Some erratic boulders, transported across the Baltic Sea, are believed to have been emplaced by floating ice (Houmark-Nielsen, 1983, p. 201; de Jong and Maarleveld, 1983, p. 353). Erratics, transported eastward across Hudson Bay, are now believed to have been transported by icebergs, or sea ice, since they are found below the marine limit (Andrews, 1982, p. 24). Some far-traveled boulders in the northern Queen Elizabeth Islands, could have been transported by ice rafting (Bird, 1967, p. 108). Extensive pro-glacial lakes and large rivers formed at the boundary of the ice sheets as they melted (Bretz, 1943; Gudelis and Königsson, 1979; Karrow and Calkin, 1985). Icebergs, containing boulders, could have been transported far by these interconnected lakes and large rivers. Erratics also could have been deposited south of the ice sheet boundary by this mechanism. In summary, there are many problems with the concept of far-traveled boulders. Other variables could have been responsible for them. An extensive investigation of these erratics is needed, but still, questions of their origin probably would remain due to the many complications.

Implications The Genesis Flood is the basis for the post-Flood ice-age model. Since this model can explain the development of ice sheets, and offer viable solutions to many outstanding ice age mysteries, the Flood should offer a firmer foundation for pre-glacial, earth history. After all, if the principle of uniformitarianism cannot explain the last geological period, why should it be the basis for all other geological periods?

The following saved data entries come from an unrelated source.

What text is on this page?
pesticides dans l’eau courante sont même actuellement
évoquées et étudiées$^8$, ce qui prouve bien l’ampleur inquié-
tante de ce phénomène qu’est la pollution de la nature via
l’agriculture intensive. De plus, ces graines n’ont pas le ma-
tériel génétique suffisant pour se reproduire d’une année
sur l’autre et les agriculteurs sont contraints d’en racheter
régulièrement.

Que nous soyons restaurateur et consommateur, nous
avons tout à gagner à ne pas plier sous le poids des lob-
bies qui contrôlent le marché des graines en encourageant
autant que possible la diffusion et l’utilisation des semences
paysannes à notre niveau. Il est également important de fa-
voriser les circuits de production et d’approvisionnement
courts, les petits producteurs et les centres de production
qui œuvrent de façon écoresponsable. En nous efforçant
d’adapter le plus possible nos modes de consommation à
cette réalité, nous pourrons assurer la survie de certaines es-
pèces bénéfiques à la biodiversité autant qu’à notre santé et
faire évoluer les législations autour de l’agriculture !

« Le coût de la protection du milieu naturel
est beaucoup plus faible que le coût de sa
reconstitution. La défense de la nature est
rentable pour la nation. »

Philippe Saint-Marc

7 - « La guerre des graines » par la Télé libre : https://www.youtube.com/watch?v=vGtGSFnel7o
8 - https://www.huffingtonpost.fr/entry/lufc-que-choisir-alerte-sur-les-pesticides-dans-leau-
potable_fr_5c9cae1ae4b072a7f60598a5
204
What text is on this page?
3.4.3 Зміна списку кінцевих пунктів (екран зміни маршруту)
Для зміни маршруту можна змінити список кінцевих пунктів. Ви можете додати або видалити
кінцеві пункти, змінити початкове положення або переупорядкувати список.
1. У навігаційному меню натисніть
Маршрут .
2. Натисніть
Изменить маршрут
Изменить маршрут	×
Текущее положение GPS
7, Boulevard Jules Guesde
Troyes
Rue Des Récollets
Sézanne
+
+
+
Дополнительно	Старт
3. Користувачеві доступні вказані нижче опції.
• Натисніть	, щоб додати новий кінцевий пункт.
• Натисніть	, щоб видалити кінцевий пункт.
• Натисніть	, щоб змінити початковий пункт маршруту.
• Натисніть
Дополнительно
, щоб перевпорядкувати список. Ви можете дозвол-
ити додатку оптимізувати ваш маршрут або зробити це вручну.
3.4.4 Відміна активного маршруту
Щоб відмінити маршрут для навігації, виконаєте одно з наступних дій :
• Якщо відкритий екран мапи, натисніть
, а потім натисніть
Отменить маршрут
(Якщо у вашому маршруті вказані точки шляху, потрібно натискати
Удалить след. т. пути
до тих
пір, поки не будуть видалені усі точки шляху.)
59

Since uniformitarianism is unable to solve many mysteries of the past, it should be discarded, along with its accompanying theories-the theory of evolution and an old earth. A revolution, or paradigm change in historical science would result. Many research conclusions would be rethought. The contribution to science and to life would be overwhelmingly positive.

Uniformitarian scientists are fond of accusing creationists of merely attacking the theory of evolution, without providing positive contributions to science. If a theory has serious problems, a positive alternative is not necessarily needed to advance science. On the basis of the Creation-Flood paradigm, creationists have made significant contributions to scientific problems. The ice-age model, presented in this book, is one such effort. Most evolutionists have had little contact with these contributions. A post-Flood ice-age model is but one example of an explanation for a phenomenon of natural history using the Creation-Flood paradigm. New scientific data relating to earth history is published each year. Most of these data are incorporated within the uniformitarian paradigm, whether the data fit, or not. Care must be exercised in using these data, since data collection and/or presentation is often biased by theory. Much new, as well as old scientific data, need reinterpreting within a Creation-Flood paradigm. This cannot be accomplished quickly. Thousands of uniformitarian scientists have spent over 150 years, and billions of dollars, on the uniformitarian model of earth history. Patience is needed to decipher the information on a particular subject. Creationists, as well as others, must be careful not to jump to conclusions too quickly. Of course, not every mystery of the past will be solved. But with time, and effort, many aspects of the Creation-Flood paradigm can be filled in, and will result in a far superior model of the prehistoric past. A post-Flood, rapid ice age, supports the Genesis Flood, which further supports the historicity of the Bible. It also adds credence to the God of the Bible, and to the spiritual message in the Bible. A God who has control of the earth, can cause a global Flood, and allow an ice age is very powerful. He is even more powerful and intelligent for having created the entire universe. He is a master mathematician, engineer, and artist. Only the God of power and love described in the Bible, is up to the task.